Medics can now assess 999 callers in Oxfordshire via video before ambulance sent

The public can live stream from their mobile phones to the control room.

The system, by GoodSAM, can be used to help paramedics assess serious trauma incidents, give the caller emergency advice and direct them to another service.

The innovative video streaming technology has been brought into the Clinical Coordination Centre 999 Control Rooms at South Central Ambulance Service NHS Foundation Trust (SCAS).

It's hoped the move will 'revolutionise' triage for the Ambulance Service, ensuring medics can now see what the patient sees in just a few seconds.

SCAS's 999 call staff will send a text or email to a caller containing a link which, when clicked on, enables video to be streamed live from the caller's smartphone. You don't need to login or download an App and the platform works on any network. The video stream isn't recorded either, according to GoodSAM.

Luci Stephens, Director of Operations, said: "This marks the start of an exciting new chapter in patient care by SCAS. We have previously been able to resolve patients' healthcare issues, either by the dispatch of an emergency ambulance, by referring them to other areas of the NHS to receive ongoing care or by advising them over the telephone how to manage their symptoms at home. Using GoodSAM's Instant On Scene brings an additional visual layer to our well-practiced processes and procedures and this will help to ensure that our patients get the right care, in the right place and at the right time. Patient safety remains at the heart of everything we do, and video consultations will provide exceptional support in allowing us to achieve this goal".

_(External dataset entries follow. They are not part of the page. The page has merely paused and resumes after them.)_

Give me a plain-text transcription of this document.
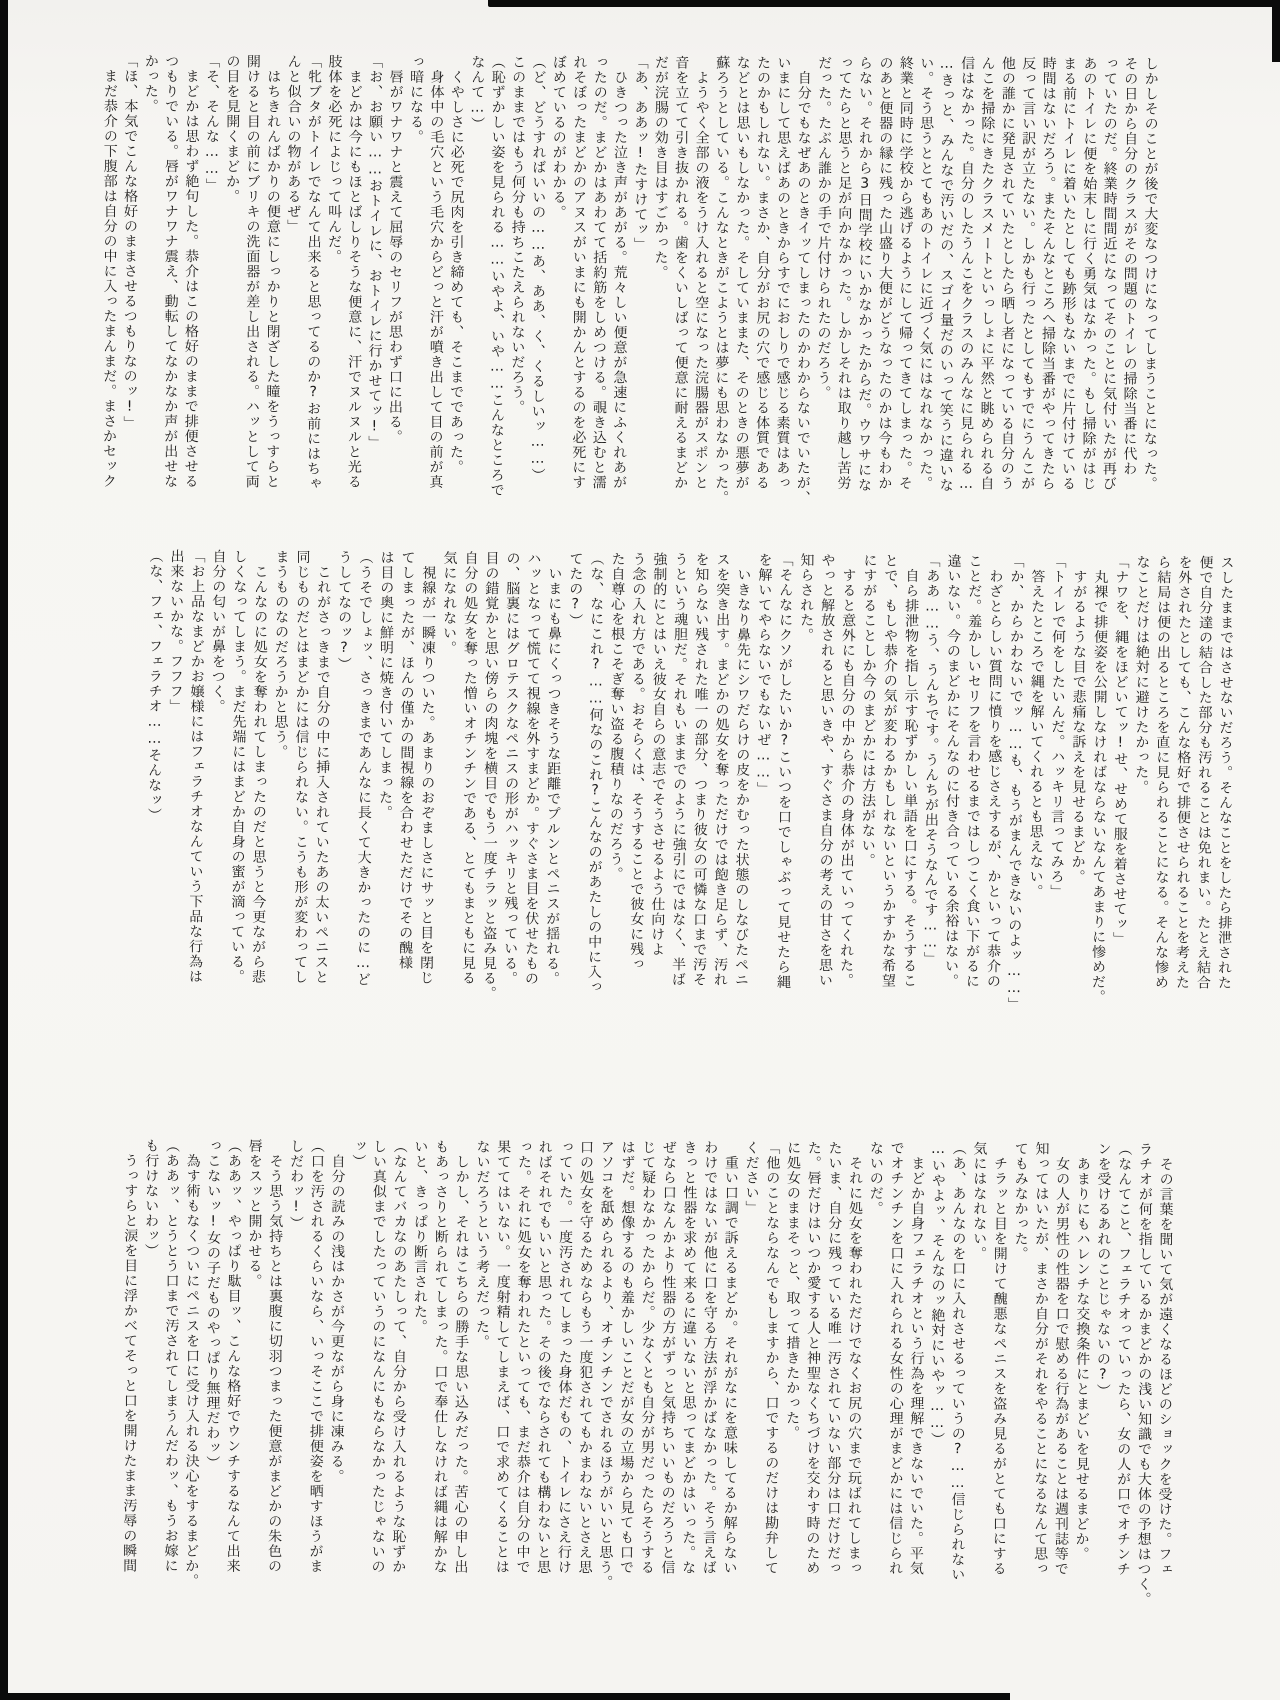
しかしそのことが後で大変なつけになってしまうことになった。
その日から自分のクラスがその問題のトイレの掃除当番に代わ
っていたのだ。終業時間間近になってそのことに気付いたが再び
あのトイレに便を始末しに行く勇気はなかった。もし掃除がはじ
まる前にトイレに着いたとしても跡形もないまでに片付けている
時間はないだろう。またそんなところへ掃除当番がやってきたら
反って言い訳が立たない。しかも行ったとしてもすでにうんこが
他の誰かに発見されていたとしたら晒し者になっている自分のう
んこを掃除にきたクラスメートといっしょに平然と眺められる自
信はなかった。自分のしたうんこをクラスのみんなに見られる…
…きっと、みんなで汚いだの、スゴイ量だのいって笑うに違いな
い。そう思うととてもあのトイレに近づく気にはなれなかった。
終業と同時に学校から逃げるようにして帰ってきてしまった。そ
のあと便器の縁に残った山盛り大便がどうなったのかは今もわか
らない。それから3日間学校にいかなかったからだ。ウワサにな
ってたらと思うと足が向かなかった。しかしそれは取り越し苦労
だった。たぶん誰かの手で片付けられたのだろう。
　自分でもなぜあのときイッてしまったのかわからないでいたが、
いまにして思えばあのときからすでにおしりで感じる素質はあっ
たのかもしれない。まさか、自分がお尻の穴で感じる体質である
などとは思いもしなかった。そしていままた、そのときの悪夢が
蘇ろうとしている。こんなときがこようとは夢にも思わなかった。
　ようやく全部の液をうけ入れると空になった浣腸器がスポンと
音を立てて引き抜かれる。歯をくいしばって便意に耐えるまどか
だが浣腸の効き目はすごかった。
「あ、ああッ!たすけてッ」
　ひきつった泣き声があがる。荒々しい便意が急速にふくれあが
ったのだ。まどかはあわてて括約筋をしめつける。覗き込むと濡
れそぼったまどかのアヌスがいまにも開かんとするのを必死にす
ぼめているのがわかる。
（ど、どうすればいいの……あ、ああ、く、くるしいッ……）
このままではもう何分も持ちこたえられないだろう。
（恥ずかしい姿を見られる……いやよ、いや……こんなところで
なんて…）
　くやしさに必死で尻肉を引き締めても、そこまでであった。
　身体中の毛穴という毛穴からどっと汗が噴き出して目の前が真
っ暗になる。
　唇がワナワナと震えて屈辱のセリフが思わず口に出る。
「お、お願い……おトイレに、おトイレに行かせてッ!」
　まどかは今にもほとばしりそうな便意に、汗でヌルヌルと光る
肢体を必死によじって叫んだ。
「牝ブタがトイレでなんて出来ると思ってるのか?お前にはちゃ
んと似合いの物があるぜ」
　はちきれんばかりの便意にしっかりと閉ざした瞳をうっすらと
開けると目の前にブリキの洗面器が差し出される。ハッとして両
の目を見開くまどか。
「そ、そんな……」
　まどかは思わず絶句した。恭介はこの格好のままで排便させる
つもりでいる。唇がワナワナ震え、動転してなかなか声が出せな
かった。
「ほ、本気でこんな格好のままさせるつもりなのッ!」
　まだ恭介の下腹部は自分の中に入ったまんまだ。まさかセック
スしたままではさせないだろう。そんなことをしたら排泄された
便で自分達の結合した部分も汚れることは免れまい。たとえ結合
を外されたとしても、こんな格好で排便させられることを考えた
ら結局は便の出るところを直に見られることになる。そんな惨め
なことだけは絶対に避けたかった。
「ナワを、縄をほどいてッ!せ、せめて服を着させてッ」
　丸裸で排便姿を公開しなければならないなんてあまりに惨めだ。
　すがるような目で悲痛な訴えを見せるまどか。
「トイレで何をしたいんだ。ハッキリ言ってみろ」
　答えたところで縄を解いてくれるとも思えない。
「か、からかわないでッ……も、もうがまんできないのよッ……」
　わざとらしい質問に憤りを感じさえするが、かといって恭介の
ことだ。羞かしいセリフを言わせるまではしつこく食い下がるに
違いない。今のまどかにそんなのに付き合っている余裕はない。
「ああ……う、うんちです。うんちが出そうなんです……」
　自ら排泄物を指し示す恥ずかしい単語を口にする。そうするこ
とで、もしや恭介の気が変わるかもしれないというかすかな希望
にすがることしか今のまどかには方法がない。
　すると意外にも自分の中から恭介の身体が出ていってくれた。
やっと解放されると思いきや、すぐさま自分の考えの甘さを思い
知らされた。
「そんなにクソがしたいか?こいつを口でしゃぶって見せたら縄
を解いてやらないでもないぜ……」
　いきなり鼻先にシワだらけの皮をかむった状態のしなびたペニ
スを突き出す。まどかの処女を奪っただけでは飽き足らず、汚れ
を知らない残された唯一の部分、つまり彼女の可憐な口まで汚そ
うという魂胆だ。それもいままでのように強引にではなく、半ば
強制的にとはいえ彼女自らの意志でそうさせるよう仕向けよ
う念の入れ方である。おそらくは、そうすることで彼女に残っ
た自尊心を根こそぎ奪い盗る腹積りなのだろう。
（な、なにこれ?……何なのこれ?こんなのがあたしの中に入っ
てたの?）
　いまにも鼻にくっつきそうな距離でプルンとペニスが揺れる。
ハッとなって慌てて視線を外すまどか。すぐさま目を伏せたもの
の、脳裏にはグロテスクなペニスの形がハッキリと残っている。
目の錯覚かと思い傍らの肉塊を横目でもう一度チラッと盗み見る。
自分の処女を奪った憎いオチンチンである、とてもまともに見る
気になれない。
　視線が一瞬凍りついた。あまりのおぞましさにサッと目を閉じ
てしまったが、ほんの僅かの間視線を合わせただけでその醜様
は目の奥に鮮明に焼き付いてしまった。
（うそでしょッ、さっきまであんなに長くて大きかったのに…ど
うしてなのッ?）
　これがさっきまで自分の中に挿入されていたあの太いペニスと
同じものだとはまどかには信じられない。こうも形が変わってし
まうものなのだろうかと思う。
　こんなのに処女を奪われてしまったのだと思うと今更ながら悲
しくなってしまう。まだ先端にはまどか自身の蜜が滴っている。
自分の匂いが鼻をつく。
「お上品なまどかお嬢様にはフェラチオなんていう下品な行為は
出来ないかな。フフフ」
（な、フェ、フェラチオ……そんなッ）
　その言葉を聞いて気が遠くなるほどのショックを受けた。フェ
ラチオが何を指しているかまどかの浅い知識でも大体の予想はつく。
（なんてこと、フェラチオっていったら、女の人が口でオチンチ
ンを受けるあれのことじゃないの?）
　あまりにもハレンチな交換条件にとまどいを見せるまどか。
　女の人が男性の性器を口で慰める行為があることは週刊誌等で
知ってはいたが、まさか自分がそれをやることになるなんて思っ
てもみなかった。
　チラッと目を開けて醜悪なペニスを盗み見るがとても口にする
気にはなれない。
（あ、あんなのを口に入れさせるっていうの?……信じられない
…いやよッ、そんなのッ絶対にいやッ……）
　まどか自身フェラチオという行為を理解できないでいた。平気
でオチンチンを口に入れられる女性の心理がまどかには信じられ
ないのだ。
　それに処女を奪われただけでなくお尻の穴まで玩ばれてしまっ
たいま、自分に残っている唯一汚されていない部分は口だけだっ
た。唇だけはいつか愛する人と神聖なくちづけを交わす時のため
に処女のままそっと、取って措きたかった。
「他のことならなんでもしますから、口でするのだけは勘弁して
ください」
　重い口調で訴えるまどか。それがなにを意味してるか解らない
わけではないが他に口を守る方法が浮かばなかった。そう言えば
きっと性器を求めて来るに違いないと思ってまどかはいった。な
ぜなら口なんかより性器の方がずっと気持ちいいものだろうと信
じて疑わなかったからだ。少なくとも自分が男だったらそうする
はずだ。想像するのも羞かしいことだが女の立場から見ても口で
アソコを舐められるより、オチンチンでされるほうがいいと思う。
口の処女を守るためならもう一度犯されてもかまわないとさえ思
っていた。一度汚されてしまった身体だもの、トイレにさえ行け
ればそれでもいいと思った。その後でならされても構わないと思
った。それに処女を奪われたといっても、まだ恭介は自分の中で
果ててはいない。一度射精してしまえば、口で求めてくることは
ないだろうという考えだった。
　しかし、それはこちらの勝手な思い込みだった。苦心の申し出
もあっさりと断られてしまった。口で奉仕しなければ縄は解かな
いと、きっぱり断言された。
（なんてバカなのあたしって、自分から受け入れるような恥ずか
しい真似までしたっていうのになんにもならなかったじゃないの
ッ）
　自分の読みの浅はかさが今更ながら身に凍みる。
（口を汚されるくらいなら、いっそここで排便姿を晒すほうがま
しだわッ!）
　そう思う気持ちとは裏腹に切羽つまった便意がまどかの朱色の
唇をスッと開かせる。
（ああッ、やっぱり駄目ッ、こんな格好でウンチするなんて出来
っこないッ!女の子だものやっぱり無理だわッ）
　為す術もなくついにペニスを口に受け入れる決心をするまどか。
（ああッ、とうとう口まで汚されてしまうんだわッ、もうお嫁に
も行けないわッ）
　うっすらと涙を目に浮かべてそっと口を開けたまま汚辱の瞬間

Ali Ghorbangoli, Technical Director and Co-Founder of GoodSAM said: "Developing a highly accessible and simple to use system is central to success. Our products are designed specifically for emergency situations - no apps, downloads or logins are required".

It's hoped the video system will enable ambulance crews to respond more rapidly and appropriately to calls and improve patient outcomes. The connection during live streaming will not cut off the 999 call either.
Medical Director and Co-Founder of GoodSAM, Professor Mark Wilson said: 'In emergencies, time is vital in saving a person's life or reducing long-term disability. Often Ambulance Services have limited information from bystanders about a patient's, or multiple patients', injuries to make decisions. Instantly being able to see the scene radically improves situational awareness. We are incredibly excited to be bringing this technology to SCAS, and we look forward to working with them in ensuring the GoodSAM system continues to save lives and further enhance patient care in the region'.